The biggest downside to battery-electric cars is winter. Especially in the middle part of the country where sub-zero-F temps are not uncommon in February and March, battery power is all but useless in the bitter cold. You either need to have an ICE back-up for those days, or ultra-cap technology must become practical for energy storage. No one wants to be stuck in the middle of frozen Wisconsin dairyland with a car that simply will not run because it is too cold out. You might be able to borrow some body heat from the cows, but you will never get your dignity back.

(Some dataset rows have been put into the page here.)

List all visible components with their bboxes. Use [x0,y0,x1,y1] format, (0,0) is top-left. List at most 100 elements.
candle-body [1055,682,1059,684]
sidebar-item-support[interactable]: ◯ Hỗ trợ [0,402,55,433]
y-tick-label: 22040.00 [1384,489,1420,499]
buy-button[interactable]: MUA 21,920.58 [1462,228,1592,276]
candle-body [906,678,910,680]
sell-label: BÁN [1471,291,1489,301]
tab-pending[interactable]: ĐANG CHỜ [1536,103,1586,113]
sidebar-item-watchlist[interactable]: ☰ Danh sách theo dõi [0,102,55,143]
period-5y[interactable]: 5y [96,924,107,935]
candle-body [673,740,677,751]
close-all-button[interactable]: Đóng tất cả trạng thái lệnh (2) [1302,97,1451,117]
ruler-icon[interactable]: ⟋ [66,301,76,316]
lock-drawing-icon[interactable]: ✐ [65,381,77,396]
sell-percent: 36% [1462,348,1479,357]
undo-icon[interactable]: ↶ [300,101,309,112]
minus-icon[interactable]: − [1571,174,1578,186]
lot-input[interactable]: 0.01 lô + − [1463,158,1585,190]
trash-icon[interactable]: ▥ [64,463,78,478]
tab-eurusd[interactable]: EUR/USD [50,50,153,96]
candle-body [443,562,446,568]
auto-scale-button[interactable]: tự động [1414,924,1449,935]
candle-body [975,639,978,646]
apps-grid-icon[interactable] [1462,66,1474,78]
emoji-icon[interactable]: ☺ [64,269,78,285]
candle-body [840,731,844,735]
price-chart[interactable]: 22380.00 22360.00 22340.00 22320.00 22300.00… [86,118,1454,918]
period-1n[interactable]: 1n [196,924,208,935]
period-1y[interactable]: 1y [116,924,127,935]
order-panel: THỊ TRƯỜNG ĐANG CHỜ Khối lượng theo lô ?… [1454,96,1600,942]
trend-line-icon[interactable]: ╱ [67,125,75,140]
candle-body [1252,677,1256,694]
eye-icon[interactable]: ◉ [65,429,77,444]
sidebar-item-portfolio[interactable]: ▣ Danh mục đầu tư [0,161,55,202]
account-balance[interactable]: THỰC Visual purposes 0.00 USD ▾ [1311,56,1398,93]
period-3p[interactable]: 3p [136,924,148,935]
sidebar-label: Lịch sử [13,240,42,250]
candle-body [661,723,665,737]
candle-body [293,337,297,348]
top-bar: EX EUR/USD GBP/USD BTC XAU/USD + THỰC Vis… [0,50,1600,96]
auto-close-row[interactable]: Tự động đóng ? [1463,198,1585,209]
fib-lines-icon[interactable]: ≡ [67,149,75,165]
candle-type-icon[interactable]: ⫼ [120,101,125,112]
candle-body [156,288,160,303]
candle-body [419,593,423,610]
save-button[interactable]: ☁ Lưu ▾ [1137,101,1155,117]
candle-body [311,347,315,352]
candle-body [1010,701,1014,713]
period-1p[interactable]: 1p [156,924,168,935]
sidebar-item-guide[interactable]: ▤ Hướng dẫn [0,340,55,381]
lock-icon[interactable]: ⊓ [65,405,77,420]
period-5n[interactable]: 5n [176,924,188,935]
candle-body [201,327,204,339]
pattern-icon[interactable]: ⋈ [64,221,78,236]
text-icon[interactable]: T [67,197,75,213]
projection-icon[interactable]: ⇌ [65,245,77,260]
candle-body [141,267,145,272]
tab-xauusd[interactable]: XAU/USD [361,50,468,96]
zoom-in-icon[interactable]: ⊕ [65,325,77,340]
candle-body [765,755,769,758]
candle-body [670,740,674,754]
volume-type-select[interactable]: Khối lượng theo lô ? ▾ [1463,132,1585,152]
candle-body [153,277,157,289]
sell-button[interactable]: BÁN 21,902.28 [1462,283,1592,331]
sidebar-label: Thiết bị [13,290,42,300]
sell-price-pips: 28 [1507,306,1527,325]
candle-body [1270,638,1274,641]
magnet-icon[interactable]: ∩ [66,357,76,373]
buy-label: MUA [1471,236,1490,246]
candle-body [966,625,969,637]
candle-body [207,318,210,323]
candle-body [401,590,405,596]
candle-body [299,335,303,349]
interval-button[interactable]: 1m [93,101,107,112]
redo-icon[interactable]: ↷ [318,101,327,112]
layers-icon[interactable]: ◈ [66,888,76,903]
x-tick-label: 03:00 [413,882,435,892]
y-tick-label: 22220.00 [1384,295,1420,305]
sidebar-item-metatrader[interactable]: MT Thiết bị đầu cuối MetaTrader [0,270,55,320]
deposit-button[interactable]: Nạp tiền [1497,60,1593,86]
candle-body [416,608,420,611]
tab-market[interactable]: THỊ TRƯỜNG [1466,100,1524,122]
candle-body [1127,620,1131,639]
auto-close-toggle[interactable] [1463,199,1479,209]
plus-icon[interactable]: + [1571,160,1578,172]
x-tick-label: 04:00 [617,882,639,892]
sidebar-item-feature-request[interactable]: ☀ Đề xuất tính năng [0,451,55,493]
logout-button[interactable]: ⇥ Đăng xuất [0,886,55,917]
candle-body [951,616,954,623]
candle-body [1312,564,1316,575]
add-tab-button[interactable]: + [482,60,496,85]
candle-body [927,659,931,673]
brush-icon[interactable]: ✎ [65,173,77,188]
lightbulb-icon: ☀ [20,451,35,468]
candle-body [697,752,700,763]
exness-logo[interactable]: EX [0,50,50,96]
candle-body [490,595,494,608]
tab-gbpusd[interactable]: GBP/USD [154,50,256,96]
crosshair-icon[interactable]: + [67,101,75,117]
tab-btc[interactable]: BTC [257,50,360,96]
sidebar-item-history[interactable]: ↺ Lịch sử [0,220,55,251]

Hell if I know, maybe distance. Maybe advances in making biofuels from algae will make the equivalent of a gallon of gasoline $0.50 (and since it is made from CO2 pulled from the atmosphere, it would be carbon neutral) and destroy the incentive to make electric cars.
because they will never be a full replacement for current transportation use (towing capacity issues for one). They will however become a substantial replacement for fossil fueled vehicles as they become competitive. It’s really a function of battery technology.
It takes 13,000 watts to charge a Volt which gets you 45 miles on a charge when it’s nice out. 4 square meters of solar cells would produce abut 700 watts an hour on average. It would take over 18 hrs to charge up the car. So unless the owner works at night (allowing for daytime charging) and only drives to the mailbox at the end of the driveway, I don’t see a couple of square meters of solar sells as doing much good.